SOLO - Universitas
Muhammadiyah Surakarta (UMS) resmi mengukuhkan Prof. Dr. Eny Purwandari,
S.Psi., M.Si., sebagai Guru Besar ke-60 Bidang Psikologi Kesehatan Mental.
Pengukuhan berlangsung dalam Sidang Terbuka Senat di Auditorium Moh. Djazman
UMS, Kamis (19/6/2025).
Prosesi pengukuhan
dipimpin Rektor UMS sekaligus Ketua Senat, Prof. Dr. Harun Joko Prayitno,
M.Hum. Acara dihadiri oleh jajaran senat, dosen, mahasiswa, kerabat, serta tamu
undangan dari berbagai institusi.
Dalam pidato ilmiahnya,
Eny membawakan materi bertajuk “Kesehatan Mental: Menjawab Tantangan di Era
Disrupsi.” Ia menyoroti kompleksitas persoalan mental di tengah tekanan global,
disrupsi digital, dan ketimpangan sosial.
Menurut Eny, gangguan
mental bukan sekadar persoalan individu, tetapi cerminan masalah sistemik.
Kesehatan mental harus ditangani dengan pendekatan multidisiplin dan dukungan
lintas sektor.
Ketua Program Studi
Magister Psikologi UMS itu mengutip data Organisasi Kesehatan Dunia (WH)O yang
menyebut 1 dari 8 orang di dunia mengalami gangguan mental. "Di Indonesia,
sekitar 9,8 persen penduduk usia 15 tahun ke atas mengalami gangguan mental
emosional," kata dia.
Kondisi tersebut
diperkirakan memburuk seiring tekanan hidup yang makin kompleks. Oleh sebab
itu, literasi dan layanan kesehatan mental harus diperluas hingga ke komunitas.
Eny menekankan pentingnya
menciptakan ekosistem sehat di sekolah, tempat kerja, fasilitas kesehatan, dan
masyarakat.
"Inovasi digital
seperti tele-mental health sebagai strategi preventif dan rehabilitatif,"
imbuhnya.
Lalu penelitiannya selama
dua dekade terakhir mengungkap keterkaitan erat antara kerapuhan mental dan
penyalahgunaan NAPZA. Faktor lingkungan, teman sebaya, dan minimnya pengawasan
disebut sebagai pemicu dominan.
UMS bahkan telah mengambil
langkah konkret lewat pembentukan Student Mental Health and Well-being Support
(SMHWS). Lembaga ini hadir untuk mendampingi mahasiswa dalam menjaga
keseimbangan psikologis selama masa studi.
Sebagai penutup, guru
besar baru UMS itu mengajak seluruh elemen masyarakat mengampanyekan literasi
kesehatan mental secara konsisten. Baginya, masyarakat yang sehat secara mental
akan lebih tangguh, produktif, dan mampu memberi kontribusi nyata.
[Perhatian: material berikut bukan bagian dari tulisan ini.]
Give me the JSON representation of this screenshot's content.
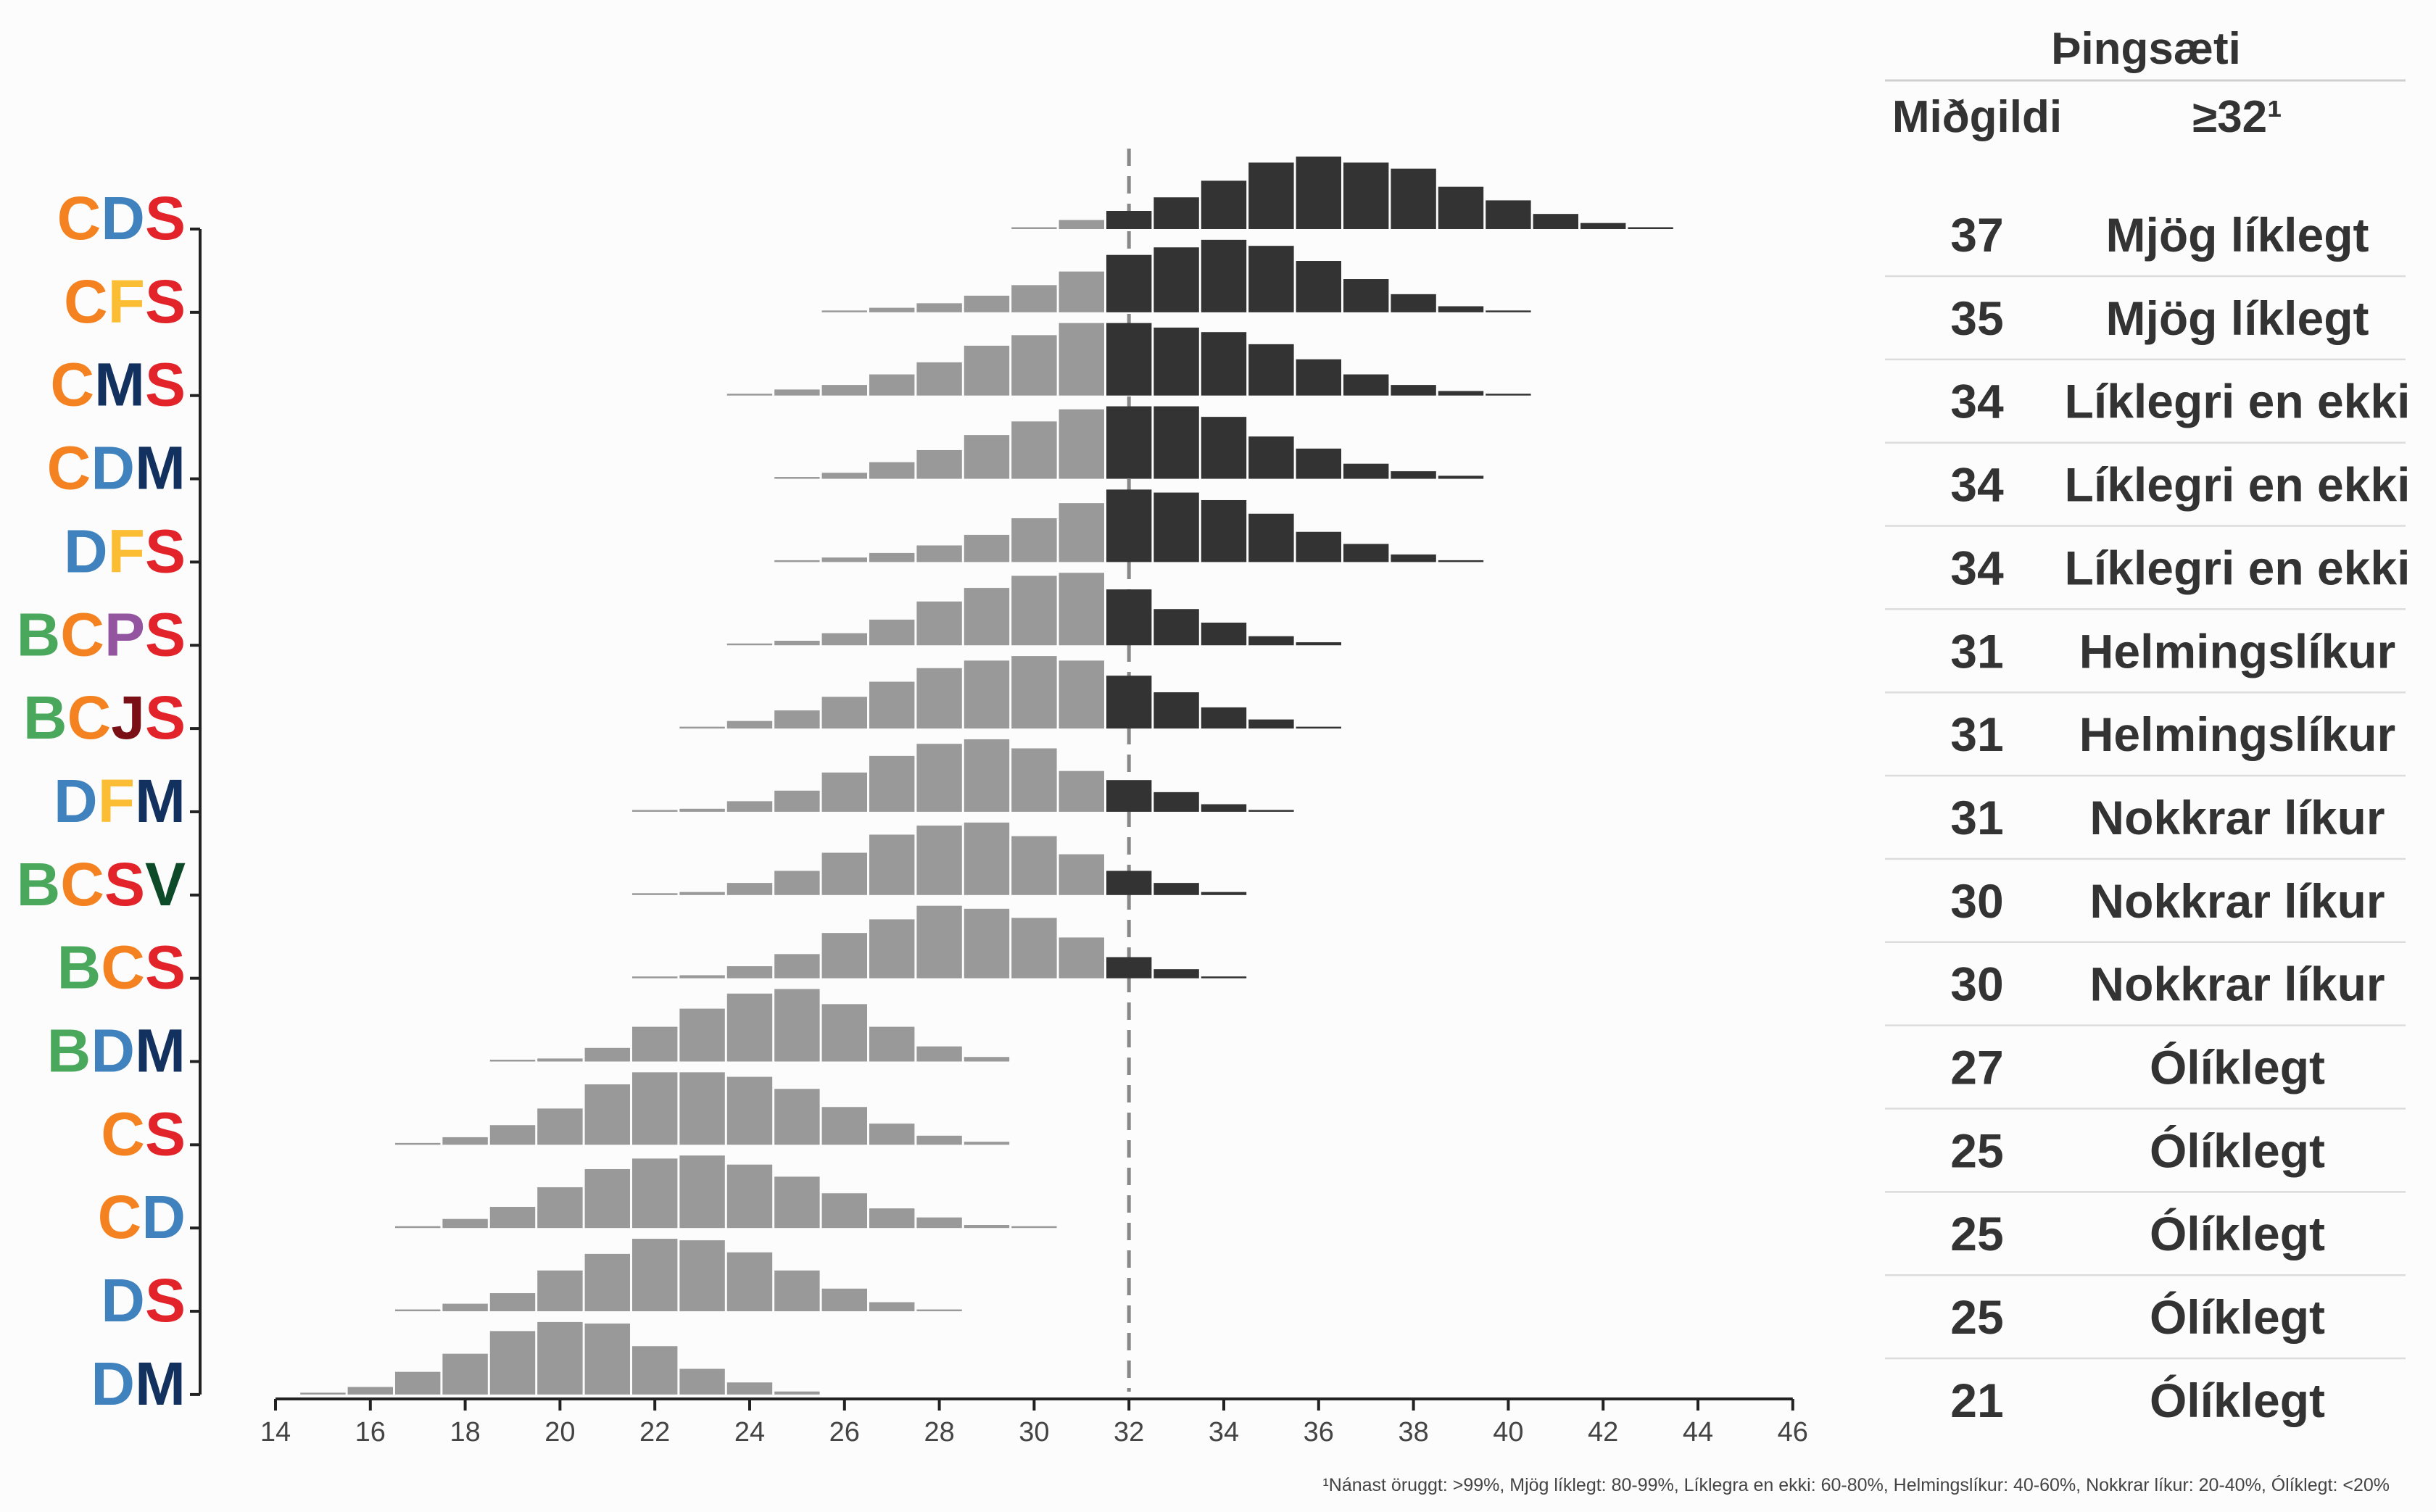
{
  "chart_data": {
    "type": "histogram",
    "x_axis": {
      "ticks": [
        14,
        16,
        18,
        20,
        22,
        24,
        26,
        28,
        30,
        32,
        34,
        36,
        38,
        40,
        42,
        44,
        46
      ],
      "range": [
        14,
        46
      ]
    },
    "threshold": 32,
    "party_colors": {
      "B": "#4aa85c",
      "C": "#f58220",
      "D": "#3f82bd",
      "F": "#fbbd33",
      "J": "#7a1016",
      "M": "#13315e",
      "P": "#9354a0",
      "S": "#e2232a",
      "V": "#0c4a28"
    },
    "colors": {
      "above": "#333333",
      "below": "#999999",
      "threshold_line": "#888888"
    },
    "table_header": {
      "title": "Þingsæti",
      "col_median": "Miðgildi",
      "col_prob": "≥32¹"
    },
    "footnote": "¹Nánast öruggt: >99%, Mjög líklegt: 80-99%, Líklegra en ekki: 60-80%, Helmingslíkur: 40-60%, Nokkrar líkur: 20-40%, Ólíklegt: <20%",
    "rows": [
      {
        "label": "CDS",
        "median": "37",
        "prob": "Mjög líklegt",
        "bins": [
          [
            30,
            1
          ],
          [
            31,
            6
          ],
          [
            32,
            12
          ],
          [
            33,
            21
          ],
          [
            34,
            32
          ],
          [
            35,
            44
          ],
          [
            36,
            48
          ],
          [
            37,
            44
          ],
          [
            38,
            40
          ],
          [
            39,
            28
          ],
          [
            40,
            19
          ],
          [
            41,
            10
          ],
          [
            42,
            4
          ],
          [
            43,
            1
          ]
        ]
      },
      {
        "label": "CFS",
        "median": "35",
        "prob": "Mjög líklegt",
        "bins": [
          [
            26,
            1
          ],
          [
            27,
            3
          ],
          [
            28,
            6
          ],
          [
            29,
            11
          ],
          [
            30,
            18
          ],
          [
            31,
            27
          ],
          [
            32,
            38
          ],
          [
            33,
            43
          ],
          [
            34,
            48
          ],
          [
            35,
            44
          ],
          [
            36,
            34
          ],
          [
            37,
            22
          ],
          [
            38,
            12
          ],
          [
            39,
            4
          ],
          [
            40,
            1
          ]
        ]
      },
      {
        "label": "CMS",
        "median": "34",
        "prob": "Líklegri en ekki",
        "bins": [
          [
            24,
            1
          ],
          [
            25,
            4
          ],
          [
            26,
            7
          ],
          [
            27,
            14
          ],
          [
            28,
            22
          ],
          [
            29,
            33
          ],
          [
            30,
            40
          ],
          [
            31,
            48
          ],
          [
            32,
            48
          ],
          [
            33,
            45
          ],
          [
            34,
            42
          ],
          [
            35,
            34
          ],
          [
            36,
            24
          ],
          [
            37,
            14
          ],
          [
            38,
            7
          ],
          [
            39,
            3
          ],
          [
            40,
            1
          ]
        ]
      },
      {
        "label": "CDM",
        "median": "34",
        "prob": "Líklegri en ekki",
        "bins": [
          [
            25,
            1
          ],
          [
            26,
            4
          ],
          [
            27,
            11
          ],
          [
            28,
            19
          ],
          [
            29,
            29
          ],
          [
            30,
            38
          ],
          [
            31,
            46
          ],
          [
            32,
            48
          ],
          [
            33,
            48
          ],
          [
            34,
            41
          ],
          [
            35,
            28
          ],
          [
            36,
            20
          ],
          [
            37,
            10
          ],
          [
            38,
            5
          ],
          [
            39,
            2
          ]
        ]
      },
      {
        "label": "DFS",
        "median": "34",
        "prob": "Líklegri en ekki",
        "bins": [
          [
            25,
            1
          ],
          [
            26,
            3
          ],
          [
            27,
            6
          ],
          [
            28,
            11
          ],
          [
            29,
            18
          ],
          [
            30,
            29
          ],
          [
            31,
            39
          ],
          [
            32,
            48
          ],
          [
            33,
            46
          ],
          [
            34,
            41
          ],
          [
            35,
            32
          ],
          [
            36,
            20
          ],
          [
            37,
            12
          ],
          [
            38,
            5
          ],
          [
            39,
            1
          ]
        ]
      },
      {
        "label": "BCPS",
        "median": "31",
        "prob": "Helmingslíkur",
        "bins": [
          [
            24,
            1
          ],
          [
            25,
            3
          ],
          [
            26,
            8
          ],
          [
            27,
            17
          ],
          [
            28,
            29
          ],
          [
            29,
            38
          ],
          [
            30,
            46
          ],
          [
            31,
            48
          ],
          [
            32,
            37
          ],
          [
            33,
            24
          ],
          [
            34,
            15
          ],
          [
            35,
            6
          ],
          [
            36,
            2
          ]
        ]
      },
      {
        "label": "BCJS",
        "median": "31",
        "prob": "Helmingslíkur",
        "bins": [
          [
            23,
            1
          ],
          [
            24,
            5
          ],
          [
            25,
            12
          ],
          [
            26,
            21
          ],
          [
            27,
            31
          ],
          [
            28,
            40
          ],
          [
            29,
            45
          ],
          [
            30,
            48
          ],
          [
            31,
            45
          ],
          [
            32,
            35
          ],
          [
            33,
            24
          ],
          [
            34,
            14
          ],
          [
            35,
            6
          ],
          [
            36,
            1
          ]
        ]
      },
      {
        "label": "DFM",
        "median": "31",
        "prob": "Nokkrar líkur",
        "bins": [
          [
            22,
            1
          ],
          [
            23,
            2
          ],
          [
            24,
            7
          ],
          [
            25,
            14
          ],
          [
            26,
            26
          ],
          [
            27,
            37
          ],
          [
            28,
            45
          ],
          [
            29,
            48
          ],
          [
            30,
            42
          ],
          [
            31,
            27
          ],
          [
            32,
            21
          ],
          [
            33,
            13
          ],
          [
            34,
            5
          ],
          [
            35,
            1
          ]
        ]
      },
      {
        "label": "BCSV",
        "median": "30",
        "prob": "Nokkrar líkur",
        "bins": [
          [
            22,
            1
          ],
          [
            23,
            2
          ],
          [
            24,
            8
          ],
          [
            25,
            16
          ],
          [
            26,
            28
          ],
          [
            27,
            40
          ],
          [
            28,
            46
          ],
          [
            29,
            48
          ],
          [
            30,
            39
          ],
          [
            31,
            27
          ],
          [
            32,
            16
          ],
          [
            33,
            8
          ],
          [
            34,
            2
          ]
        ]
      },
      {
        "label": "BCS",
        "median": "30",
        "prob": "Nokkrar líkur",
        "bins": [
          [
            22,
            1
          ],
          [
            23,
            2
          ],
          [
            24,
            8
          ],
          [
            25,
            16
          ],
          [
            26,
            30
          ],
          [
            27,
            39
          ],
          [
            28,
            48
          ],
          [
            29,
            46
          ],
          [
            30,
            40
          ],
          [
            31,
            27
          ],
          [
            32,
            14
          ],
          [
            33,
            6
          ],
          [
            34,
            1
          ]
        ]
      },
      {
        "label": "BDM",
        "median": "27",
        "prob": "Ólíklegt",
        "bins": [
          [
            19,
            1
          ],
          [
            20,
            2
          ],
          [
            21,
            9
          ],
          [
            22,
            23
          ],
          [
            23,
            35
          ],
          [
            24,
            45
          ],
          [
            25,
            48
          ],
          [
            26,
            38
          ],
          [
            27,
            23
          ],
          [
            28,
            10
          ],
          [
            29,
            3
          ]
        ]
      },
      {
        "label": "CS",
        "median": "25",
        "prob": "Ólíklegt",
        "bins": [
          [
            17,
            1
          ],
          [
            18,
            5
          ],
          [
            19,
            13
          ],
          [
            20,
            24
          ],
          [
            21,
            40
          ],
          [
            22,
            48
          ],
          [
            23,
            48
          ],
          [
            24,
            45
          ],
          [
            25,
            37
          ],
          [
            26,
            25
          ],
          [
            27,
            14
          ],
          [
            28,
            6
          ],
          [
            29,
            2
          ]
        ]
      },
      {
        "label": "CD",
        "median": "25",
        "prob": "Ólíklegt",
        "bins": [
          [
            17,
            1
          ],
          [
            18,
            6
          ],
          [
            19,
            14
          ],
          [
            20,
            27
          ],
          [
            21,
            39
          ],
          [
            22,
            46
          ],
          [
            23,
            48
          ],
          [
            24,
            42
          ],
          [
            25,
            34
          ],
          [
            26,
            23
          ],
          [
            27,
            13
          ],
          [
            28,
            7
          ],
          [
            29,
            2
          ],
          [
            30,
            1
          ]
        ]
      },
      {
        "label": "DS",
        "median": "25",
        "prob": "Ólíklegt",
        "bins": [
          [
            17,
            1
          ],
          [
            18,
            5
          ],
          [
            19,
            12
          ],
          [
            20,
            27
          ],
          [
            21,
            38
          ],
          [
            22,
            48
          ],
          [
            23,
            47
          ],
          [
            24,
            39
          ],
          [
            25,
            27
          ],
          [
            26,
            15
          ],
          [
            27,
            6
          ],
          [
            28,
            1
          ]
        ]
      },
      {
        "label": "DM",
        "median": "21",
        "prob": "Ólíklegt",
        "bins": [
          [
            15,
            1
          ],
          [
            16,
            5
          ],
          [
            17,
            15
          ],
          [
            18,
            27
          ],
          [
            19,
            42
          ],
          [
            20,
            48
          ],
          [
            21,
            47
          ],
          [
            22,
            32
          ],
          [
            23,
            17
          ],
          [
            24,
            8
          ],
          [
            25,
            2
          ]
        ]
      }
    ]
  }
}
Eny juga menyampaikan rasa
terima kasih kepada keluarga, kolega, guru, serta seluruh sivitas akademika UMS
atas dukungan dan kepercayaan selama ini. Dirinya berharap keilmuannya dapat
terus bermanfaat bagi umat, dan menjadi bagian dari ikhtiar kolektif
menciptakan masyarakat yang lebih sehat secara mental dan spiritual.